Voilà donc ce qui a pu être ignoré dans ces deux œuvres, effectivement orientées et simplificatrices, mais justifiées. Mais elles ne sont pas réfractaires à toutes avancée, elles sont avant tout optimistes. Elles fondent l'Europe sur les valeurs d'une fraternité, d'une solidarité qui n'ont pas été atteintes jusqu'à maintenant si ce n'est grâce à des intérêts économiques. On le sait, c'est surtout la Communauté Européenne du Charbon et de l'Acier (CECA) qui a eu un grand succès, succès beaucoup plus contrasté pour l'Europe politique. C'est en cela que la critique des deux auteures est légitime.

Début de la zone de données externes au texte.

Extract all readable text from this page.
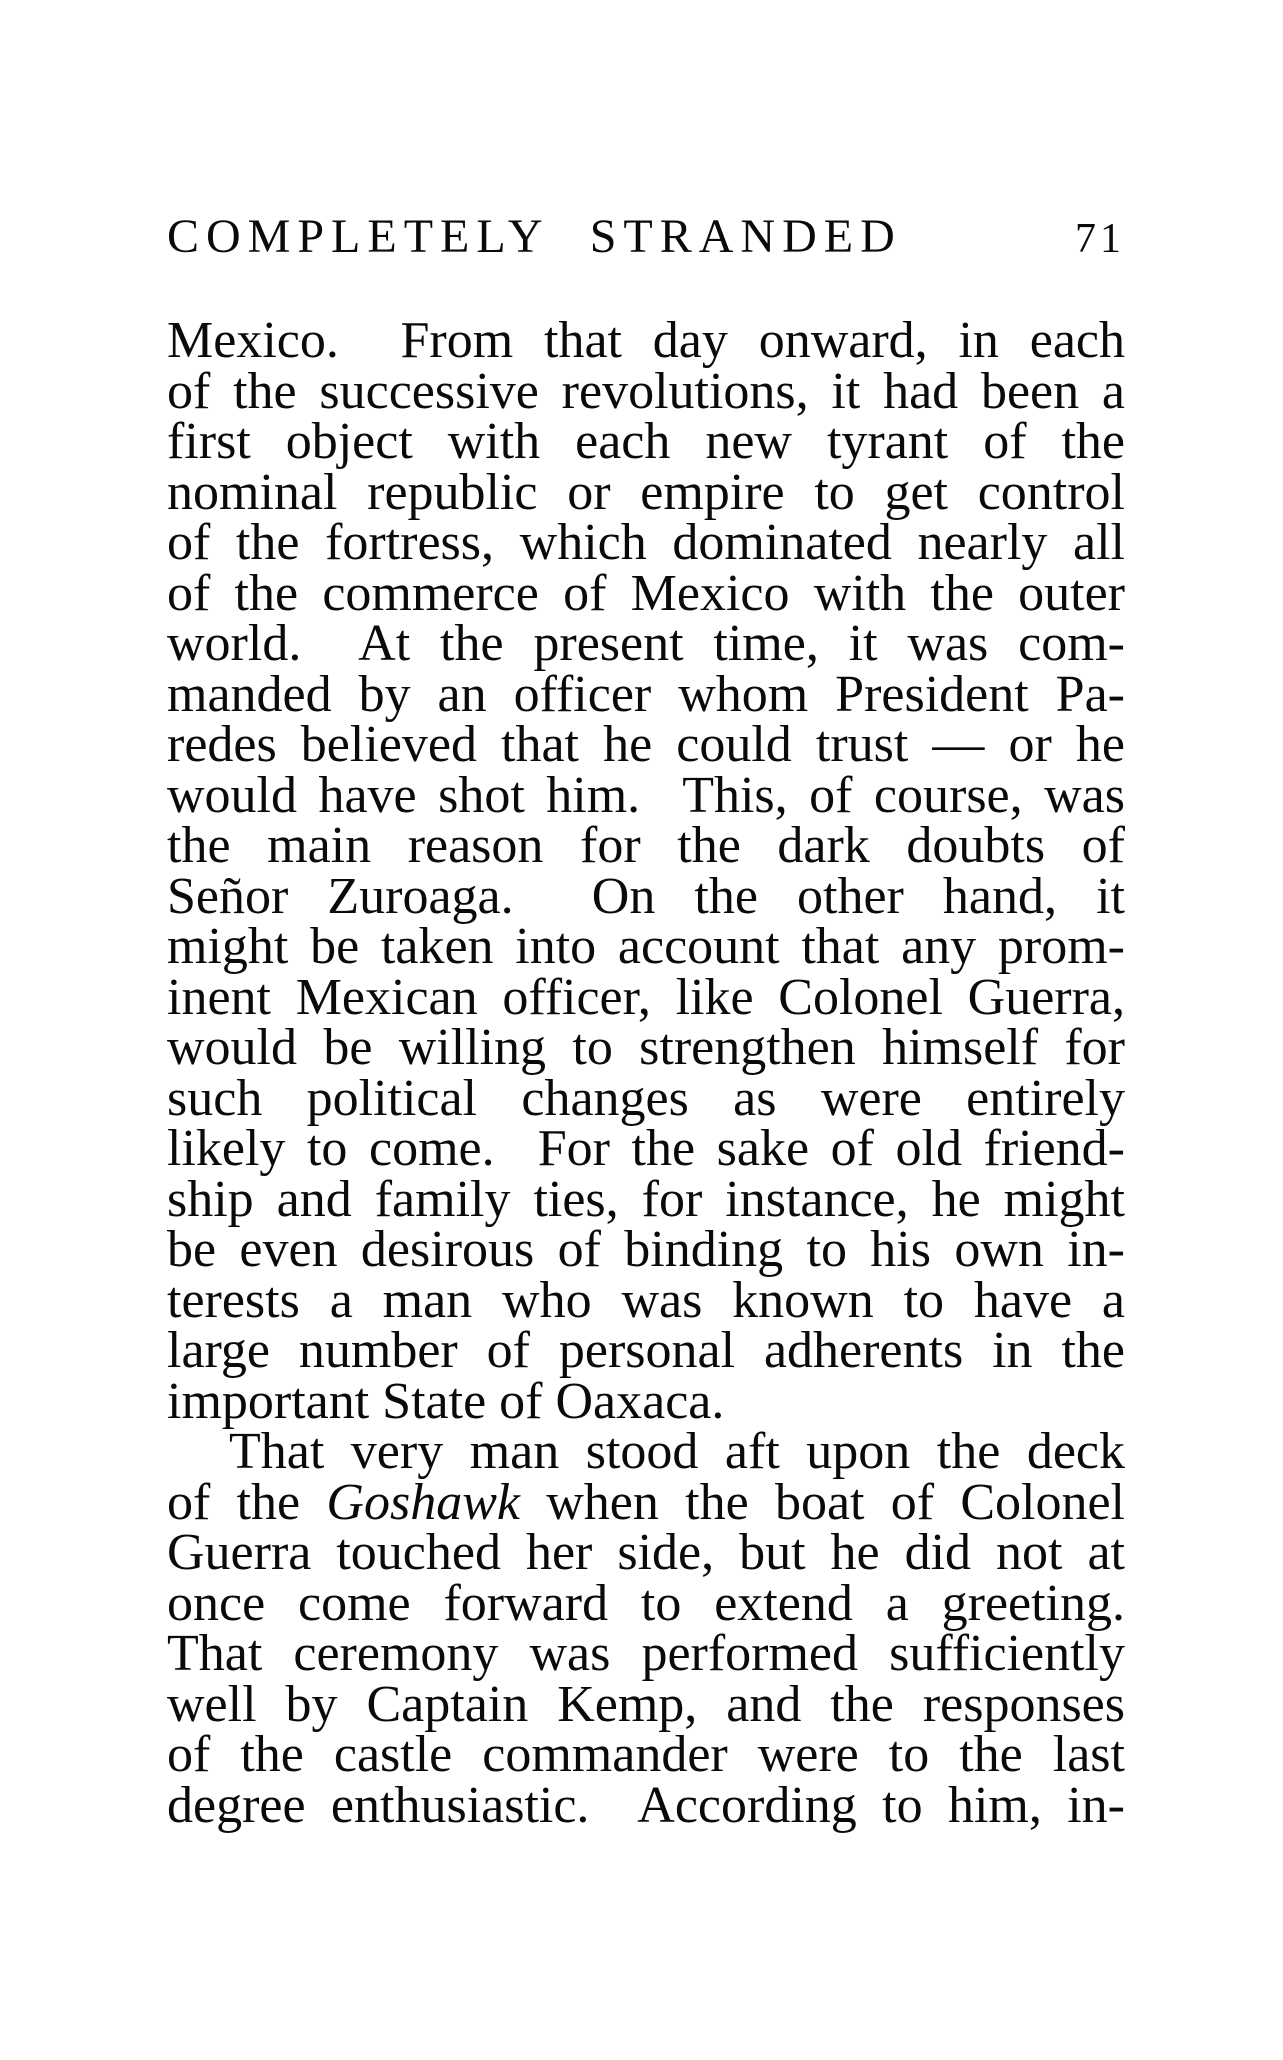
COMPLETELY STRANDED	71
Mexico.  From that day onward, in each
of the successive revolutions, it had been a
first object with each new tyrant of the
nominal republic or empire to get control
of the fortress, which dominated nearly all
of the commerce of Mexico with the outer
world.  At the present time, it was com-
manded by an officer whom President Pa-
redes believed that he could trust — or he
would have shot him.  This, of course, was
the main reason for the dark doubts of
Señor Zuroaga.  On the other hand, it
might be taken into account that any prom-
inent Mexican officer, like Colonel Guerra,
would be willing to strengthen himself for
such political changes as were entirely
likely to come.  For the sake of old friend-
ship and family ties, for instance, he might
be even desirous of binding to his own in-
terests a man who was known to have a
large number of personal adherents in the
important State of Oaxaca.
That very man stood aft upon the deck
of the Goshawk when the boat of Colonel
Guerra touched her side, but he did not at
once come forward to extend a greeting.
That ceremony was performed sufficiently
well by Captain Kemp, and the responses
of the castle commander were to the last
degree enthusiastic.  According to him, in-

En ces temps de Brexit, de populismes, de nationalismes, une auto-critique et une vision solidaire de l'Union Européenne ne peuvent pas être de trop. L'Europe est affaiblie, et son rétablissement ne peut pas venir que d'une harmonisation fiscale de la zone euro et d'un budget européen. L'Europe doit affirmer ses valeurs et ses principes, et créer une communauté forte et solidaire autour de ceux-ci afin de protéger ses citoyens face aux bouleversements du monde actuel. Ainsi, ne négligeons pas l'œuvre pleine d'espoir de cette nouvelle génération européenne, sous couvert qu'elle soit trop caricaturale. Discutons autour de ce qui est erroné dans ces œuvres, mais prenons ce qui est bon. Et écoutons le chant d'Europe.